«Das Management muss die Digitalisierung vorleben»

Risiken und Chancen in der Möbelbranche

CW: Welche Chancen und Risiken birgt die virtuelle Realität in der Möbelbranche?
Schaniel: Die Augmented und Virtual Reality birgt riesige Chancen für die Einrichtungsbranche. Wir haben schon jetzt diverse Möbelkon­figuratoren auf unserer Website aufgeschaltet. Kunden können sich damit ihre Möbel indivi­duell zusammenzustellen. Eine Herausforderung ist es, die notwendigen 3D-Modelle zu erhalten, zum Beispiel von einem Schreiner oder einem Sattler. Dieser schneidet den Schaumstoff für die Polster kubisch aus und bezieht ihn dann beispielsweise mit Leder. Dabei entsteht ein Radius, der bei keinem Möbelstück exakt gleich ist – und somit schwierig zu dokumentieren. Aus diesem Grund ist es fast unmöglich, für dieses Möbel ein exaktes 3D-Modell zu bauen.
“Möbel Pfister wird sich zum datengetriebenen Unternehmen entwickeln„
Marcel Schaniel, Möbel Pfister
CW: Wo haben Sie Fortschritte erzielt?
Schaniel: Grosse Fortschritte haben wir beim Digitalisieren der Produktkataloge gemacht. In den elektronischen Dokumenten für die Einrichtungsberater sind Logiken für alle möglichen Kombinationen hinterlegt. Nehmen wir zum Beispiel ein Sofa: Wenn der Kunde anstatt der eckigen die runden Füsse wünscht, bekommt der Berater signalisiert, dass bestimmte Konfigurationen in diesem Fall nicht mehr möglich sind – beispielsweise die tiefe Sitzfläche. Diese Logiken wurden den Einrichtungsberatern früher aufwendig in täglichen Schulungen pro Modell vermittelt. Das war eine grosse Herausforderung, da zum Beispiel bei unserem «Classics»-Sofa über eine Million verschiedene Kombi­nationen möglich sind. In den Katalogen sind die Möbelstücke fotorealistisch dargestellt. Der Kunde kann sich am heimischen PC eine Kombination zusammenstellen und sie unter einer sechsstelligen Nummer speichern. Wenn er dann die Filiale besucht, lässt sich anhand der sechs Zahlen das Möbelstück finalisieren und anschliessend bestellen. Der umgekehrte Fall funktioniert selbstverständlich auch: das Produkt in der Filiale zusammenstellen, zu Hause aufrufen und per Mausklick kaufen.

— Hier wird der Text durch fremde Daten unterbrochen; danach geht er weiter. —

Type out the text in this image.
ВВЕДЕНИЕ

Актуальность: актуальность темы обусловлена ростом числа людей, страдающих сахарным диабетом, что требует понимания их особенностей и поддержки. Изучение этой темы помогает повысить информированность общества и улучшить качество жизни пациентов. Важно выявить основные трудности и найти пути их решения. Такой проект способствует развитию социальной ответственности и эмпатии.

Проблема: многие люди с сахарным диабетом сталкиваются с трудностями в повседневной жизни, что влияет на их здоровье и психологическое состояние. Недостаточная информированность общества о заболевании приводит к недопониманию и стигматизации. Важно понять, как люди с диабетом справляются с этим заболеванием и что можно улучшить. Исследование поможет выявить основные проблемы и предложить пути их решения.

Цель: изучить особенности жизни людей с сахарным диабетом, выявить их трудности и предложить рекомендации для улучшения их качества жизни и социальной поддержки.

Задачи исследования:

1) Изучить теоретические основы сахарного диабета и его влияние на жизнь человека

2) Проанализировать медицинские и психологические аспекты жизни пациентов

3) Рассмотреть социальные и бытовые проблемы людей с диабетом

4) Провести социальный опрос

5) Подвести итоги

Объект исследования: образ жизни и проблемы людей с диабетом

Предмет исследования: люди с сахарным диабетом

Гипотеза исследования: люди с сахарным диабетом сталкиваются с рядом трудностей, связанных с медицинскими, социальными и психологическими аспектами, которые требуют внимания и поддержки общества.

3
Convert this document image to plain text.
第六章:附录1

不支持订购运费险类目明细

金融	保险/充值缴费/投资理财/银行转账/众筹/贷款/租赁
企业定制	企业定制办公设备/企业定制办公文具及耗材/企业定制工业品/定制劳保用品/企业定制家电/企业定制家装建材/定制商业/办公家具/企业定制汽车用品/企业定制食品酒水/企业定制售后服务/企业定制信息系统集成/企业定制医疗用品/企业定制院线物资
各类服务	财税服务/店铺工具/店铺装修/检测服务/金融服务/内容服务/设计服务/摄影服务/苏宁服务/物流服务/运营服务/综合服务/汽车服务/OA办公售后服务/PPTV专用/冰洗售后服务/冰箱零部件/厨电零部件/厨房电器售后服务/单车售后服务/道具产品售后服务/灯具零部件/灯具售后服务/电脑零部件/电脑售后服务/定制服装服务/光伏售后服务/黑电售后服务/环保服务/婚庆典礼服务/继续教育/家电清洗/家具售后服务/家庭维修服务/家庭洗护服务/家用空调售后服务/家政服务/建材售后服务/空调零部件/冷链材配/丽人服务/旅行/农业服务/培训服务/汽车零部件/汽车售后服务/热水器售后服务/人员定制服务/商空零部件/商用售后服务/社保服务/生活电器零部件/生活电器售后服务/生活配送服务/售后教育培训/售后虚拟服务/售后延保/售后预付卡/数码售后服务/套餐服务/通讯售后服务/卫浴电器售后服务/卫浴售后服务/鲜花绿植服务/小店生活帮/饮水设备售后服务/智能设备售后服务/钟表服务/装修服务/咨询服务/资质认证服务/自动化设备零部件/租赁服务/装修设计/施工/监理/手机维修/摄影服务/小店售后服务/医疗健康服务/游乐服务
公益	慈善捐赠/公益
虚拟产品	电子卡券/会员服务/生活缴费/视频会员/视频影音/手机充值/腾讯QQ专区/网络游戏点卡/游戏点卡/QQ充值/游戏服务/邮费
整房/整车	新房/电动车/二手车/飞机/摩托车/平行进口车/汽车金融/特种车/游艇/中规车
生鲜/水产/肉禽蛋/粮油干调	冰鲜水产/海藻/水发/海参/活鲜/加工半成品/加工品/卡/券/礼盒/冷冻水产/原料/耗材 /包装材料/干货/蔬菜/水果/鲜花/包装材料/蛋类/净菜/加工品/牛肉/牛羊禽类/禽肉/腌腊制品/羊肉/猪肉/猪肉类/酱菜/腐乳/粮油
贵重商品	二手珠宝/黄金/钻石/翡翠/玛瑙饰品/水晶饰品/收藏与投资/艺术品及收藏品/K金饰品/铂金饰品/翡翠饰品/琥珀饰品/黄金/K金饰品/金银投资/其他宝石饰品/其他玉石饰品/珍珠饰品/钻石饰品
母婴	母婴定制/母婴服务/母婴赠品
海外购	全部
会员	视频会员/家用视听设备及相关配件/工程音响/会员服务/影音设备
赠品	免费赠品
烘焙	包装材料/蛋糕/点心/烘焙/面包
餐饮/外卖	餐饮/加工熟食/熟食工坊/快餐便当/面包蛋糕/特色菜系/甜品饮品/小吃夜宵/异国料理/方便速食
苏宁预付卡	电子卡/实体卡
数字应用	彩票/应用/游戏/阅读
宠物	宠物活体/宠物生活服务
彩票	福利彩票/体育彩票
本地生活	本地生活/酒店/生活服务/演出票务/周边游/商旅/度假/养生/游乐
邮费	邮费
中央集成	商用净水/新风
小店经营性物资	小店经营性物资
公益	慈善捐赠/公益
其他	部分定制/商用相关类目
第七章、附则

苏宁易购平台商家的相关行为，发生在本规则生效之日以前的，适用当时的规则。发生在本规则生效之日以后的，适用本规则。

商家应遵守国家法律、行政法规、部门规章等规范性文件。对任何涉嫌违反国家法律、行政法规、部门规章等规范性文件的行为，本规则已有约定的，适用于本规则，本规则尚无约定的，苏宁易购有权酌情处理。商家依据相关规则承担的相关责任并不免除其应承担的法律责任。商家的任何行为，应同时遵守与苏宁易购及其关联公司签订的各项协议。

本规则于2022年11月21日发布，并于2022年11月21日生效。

Der nächste Schritt sieht vor, die vom Kunden individuell konfigurierten Möbel in virtuellen Räumen zu platzieren. Der übernächste dann, die Möbel in den Raum des Kunden zu projizieren. Die Herausforderung ist hier anderer Art: Apps mit Augmented Reality kommen bei Männern gut an, bei Frauen jedoch aktuell weniger. Allerdings sind Frauen unsere primäre Zielgruppe. Das heisst, dass wir derzeit an einer Technologie und Applikationen arbeiten, die den Erwartungen unserer weiblichen Kundschaft entspricht. Wir sind auf einem guten Weg.
Zur Firma
Möbel Pfister
wurde 1882 in Kleinbasel durch Johann Jakob Pfister gegründet. Das Unternehmen mit rund 1200 Mitarbeitern ist eine Tochtergesellschaft der Pfister Arco Holding, der nach eigenen Angaben grösste Schweizer Möbel­fach­handels­gruppe. Mit dem Hauptsitz in Suhr, der Online-Plattform pfister.ch und 20 Filialen ist Pfister in allen Landesteilen der Schweiz präsent. Das Sortiment besteht aus über 20 000 Produkten.